Se rappelant ses lointains cours de catéchisme, Grace cria de toutes ses forces, espérant que ses ultimes efforts lui avaient permis de se rapprocher assez pour au moins être entendue.

— Dieu vous a donné la vie, frère Colin, c’est à lui seul de décider quand la reprendre !

Le corps du fugitif eut un réflexe de retenue. Grace n’était plus qu’à quelques mètres. Frère Colin avait redressé son buste, mais il regardait toujours au fond du précipice. Au déferlement chaotique des cieux se mêlait le rugissement des vagues creusant la falaise.

— Dieu vous aime, il vous aidera ! lança Grace en avançant à pas comptés.

Le moine se retourna et elle croisa son regard transi de terreur.

— Dieu vous pardonnera si vous le lui demandez… Je sens que vous n’avez pas vraiment voulu ce qu’il s’est passé, frère Colin. Laissez le Seigneur vous accorder sa miséricorde.

Elle tendit la main pour l’offrir au moine. Ce dernier la considéra. Puis elle vit le puits noir du désespoir assombrir son œil. Il se signa en se laissant tomber.

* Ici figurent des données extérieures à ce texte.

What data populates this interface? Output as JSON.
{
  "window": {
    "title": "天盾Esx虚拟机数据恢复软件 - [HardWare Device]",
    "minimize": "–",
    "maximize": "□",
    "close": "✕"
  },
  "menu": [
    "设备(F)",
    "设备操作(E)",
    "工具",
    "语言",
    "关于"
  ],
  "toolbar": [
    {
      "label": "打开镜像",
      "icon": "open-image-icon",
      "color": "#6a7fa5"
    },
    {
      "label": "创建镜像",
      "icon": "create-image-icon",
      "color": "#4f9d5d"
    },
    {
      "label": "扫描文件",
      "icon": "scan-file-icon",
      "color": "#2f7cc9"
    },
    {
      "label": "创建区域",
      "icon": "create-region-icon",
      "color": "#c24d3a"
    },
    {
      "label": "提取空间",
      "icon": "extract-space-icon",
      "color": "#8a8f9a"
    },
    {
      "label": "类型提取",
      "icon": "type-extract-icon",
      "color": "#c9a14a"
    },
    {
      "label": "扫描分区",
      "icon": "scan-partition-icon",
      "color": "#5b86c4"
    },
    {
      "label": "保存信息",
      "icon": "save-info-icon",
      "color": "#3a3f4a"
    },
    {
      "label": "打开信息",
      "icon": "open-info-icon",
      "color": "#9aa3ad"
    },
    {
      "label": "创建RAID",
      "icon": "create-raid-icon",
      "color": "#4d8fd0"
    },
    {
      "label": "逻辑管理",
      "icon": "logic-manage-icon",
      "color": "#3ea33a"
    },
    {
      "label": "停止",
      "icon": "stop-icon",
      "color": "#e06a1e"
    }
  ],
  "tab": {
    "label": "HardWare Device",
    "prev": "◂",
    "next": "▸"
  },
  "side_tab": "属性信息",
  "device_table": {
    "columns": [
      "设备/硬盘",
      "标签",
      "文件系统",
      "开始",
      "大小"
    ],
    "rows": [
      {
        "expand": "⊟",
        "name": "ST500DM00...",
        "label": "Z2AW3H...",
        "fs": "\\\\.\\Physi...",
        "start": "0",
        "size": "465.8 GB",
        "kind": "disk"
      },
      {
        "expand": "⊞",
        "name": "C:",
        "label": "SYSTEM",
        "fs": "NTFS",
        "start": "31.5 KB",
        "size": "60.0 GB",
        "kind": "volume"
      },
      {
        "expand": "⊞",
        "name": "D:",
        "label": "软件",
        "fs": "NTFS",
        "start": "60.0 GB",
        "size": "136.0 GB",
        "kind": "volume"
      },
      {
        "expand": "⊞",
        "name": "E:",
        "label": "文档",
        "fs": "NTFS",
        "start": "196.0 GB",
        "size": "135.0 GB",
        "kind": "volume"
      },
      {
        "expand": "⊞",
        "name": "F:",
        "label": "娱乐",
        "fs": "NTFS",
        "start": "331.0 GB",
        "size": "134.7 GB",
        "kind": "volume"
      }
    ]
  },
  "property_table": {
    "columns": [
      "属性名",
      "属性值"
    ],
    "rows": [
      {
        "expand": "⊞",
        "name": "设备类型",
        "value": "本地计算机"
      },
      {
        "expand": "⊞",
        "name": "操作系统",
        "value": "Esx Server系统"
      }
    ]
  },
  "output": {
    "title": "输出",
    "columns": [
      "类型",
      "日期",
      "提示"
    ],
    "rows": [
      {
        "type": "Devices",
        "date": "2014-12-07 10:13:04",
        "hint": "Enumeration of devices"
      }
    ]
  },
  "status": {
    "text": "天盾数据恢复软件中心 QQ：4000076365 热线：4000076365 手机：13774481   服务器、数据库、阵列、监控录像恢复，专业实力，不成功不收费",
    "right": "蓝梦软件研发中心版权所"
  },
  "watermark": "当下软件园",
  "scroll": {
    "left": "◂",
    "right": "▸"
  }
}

Grace tira. La balle perça l’arrière de la cuisse de l’homme, provoquant l’affaissement de la jambe et une brève inclinaison du corps vers l’arrière. L’enquêtrice saisit sa chance, agrippa la capuche de la robe et la tira vers elle. Projeté au sol dans un jaillissement d’éclaboussures, le moine s’effondra sur le dos, criant de douleur en compressant la blessure de sa cuisse.

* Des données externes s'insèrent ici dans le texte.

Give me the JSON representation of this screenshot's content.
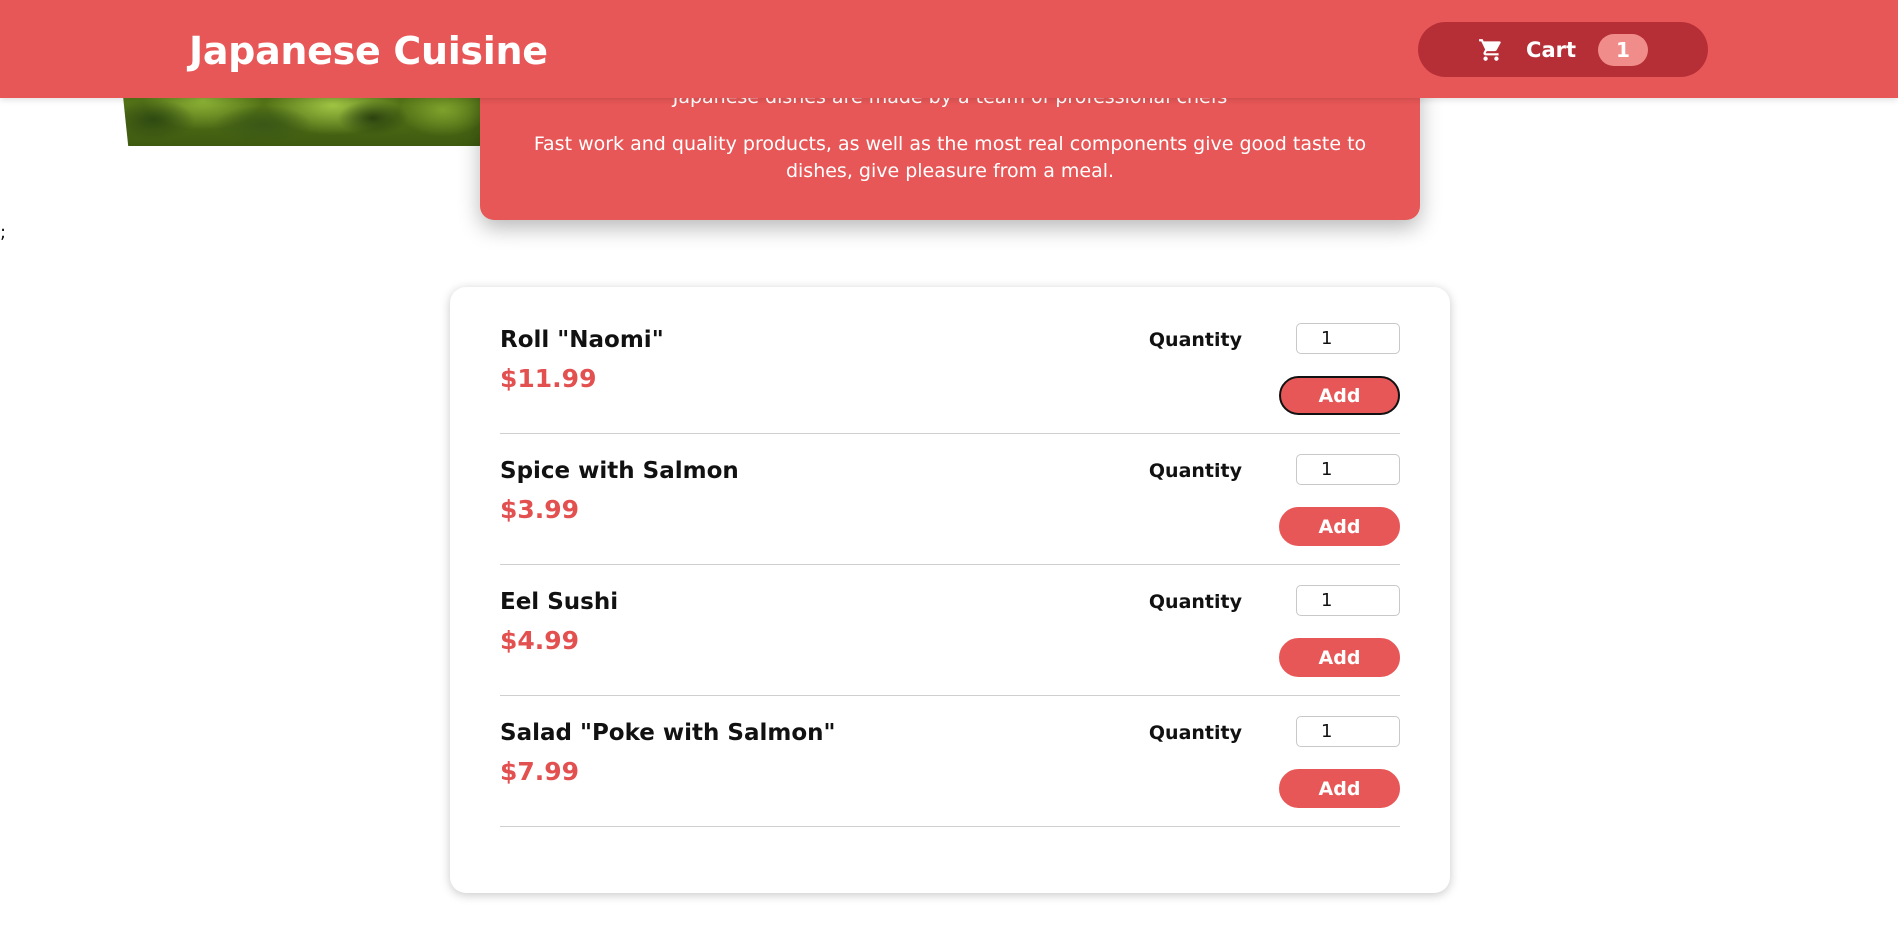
{
  "header": {
    "title": "Japanese Cuisine",
    "cart": {
      "label": "Cart",
      "icon": "cart-icon",
      "count": "1"
    }
  },
  "summary": {
    "paragraphs": [
      "Japanese dishes are made by a team of professional chefs",
      "Fast work and quality products, as well as the most real components give good taste to dishes, give pleasure from a meal."
    ]
  },
  "stray_text": ";",
  "meals": [
    {
      "name": "Roll \"Naomi\"",
      "price": "$11.99",
      "quantity_label": "Quantity",
      "quantity": "1",
      "add_label": "Add"
    },
    {
      "name": "Spice with Salmon",
      "price": "$3.99",
      "quantity_label": "Quantity",
      "quantity": "1",
      "add_label": "Add"
    },
    {
      "name": "Eel Sushi",
      "price": "$4.99",
      "quantity_label": "Quantity",
      "quantity": "1",
      "add_label": "Add"
    },
    {
      "name": "Salad \"Poke with Salmon\"",
      "price": "$7.99",
      "quantity_label": "Quantity",
      "quantity": "1",
      "add_label": "Add"
    }
  ],
  "colors": {
    "accent": "#e85757",
    "cart_button": "#b62f37",
    "cart_badge": "#f08d8a",
    "price": "#e35050"
  }
}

Sans délicatesse, Grace le souleva par le dessous des bras et, en poussant des ahanements d’effort, elle le traîna loin de la falaise, avant de tomber à genoux à côté de lui. Frère Colin se tordait en lamentations. Grace le retourna face contre terre, et lui enferma les poignets dans les menottes qu’elle portait à sa ceinture.

Épuisée, reprenant son souffle, elle essuya son visage maculé de boue d’un revers de manche trempée, et comprima la blessure qu’elle avait provoquée. Elle allait prendre son téléphone dans sa poche intérieure, lorsqu’elle sentit une présence.

Les cheveux et les paupières ruisselants de pluie, elle releva la tête. Une silhouette encapuchonnée, au faciès plongé dans l’ombre, se dressait à côté d’elle. L’espace d’une seconde, elle crut à la présence d’un démon surgi du néant.

— Qu’avez-vous fait ?

L’abbé Cameron dévoila ses traits en s’agenouillant, l’air horrifié, les yeux rivés sur son frère perclus de douleur.

— Il s’en sortira, répondit Grace. Il y a des secours sur l’île ?

— Oui, un médecin, au village…

— Appelez-le. Et aidez-moi à transporter votre frère jusqu’au monastère.

L’abbé était si perturbé qu’il esquissait des gestes sans les terminer. Il porta la main à son front, chercha son téléphone avant de se raviser pour regarder autour de lui, désemparé.

— Frère Cameron, intervint Grace en lui prenant le bras. Les secours.

— Oui… oui, bien sûr.

Pendant que l’abbé discutait enfin avec le médecin, Grace se remit à compresser la blessure de frère Colin.

— Il arrive tout de suite, conclut l’abbé en raccrochant.

— On y va.

— Enlevez-lui au moins ses menottes !

— Non.

Grace souleva le moine par les épaules et fit signe à l’abbé de l’attraper par les pieds.

— Ma jambe ! hurla frère Colin.

Glissant sur les rigoles boueuses, reprenant leur souffle à plusieurs reprises, ils parvinrent finalement aux portes du monastère, où frère Rory accourut sous la pluie pour leur prêter main-forte.

— Que s’est-il passé ?

— Transportons-le à l’infirmerie ! se contenta de répondre l’abbé.

Ils pénétrèrent dans le bâtiment, enfin à l’abri, où les autres moines, choqués, aidèrent à soulever le corps de leur frère. Le courant était rétabli et ils suivirent une succession de couloirs bien éclairés, jusqu’à entrer dans une petite pièce qui sentait l’éther, où ils purent déposer le blessé sur un lit. Grace ne laissa qu’une seule menotte au suspect, qu’elle attacha au sommier de la couchette.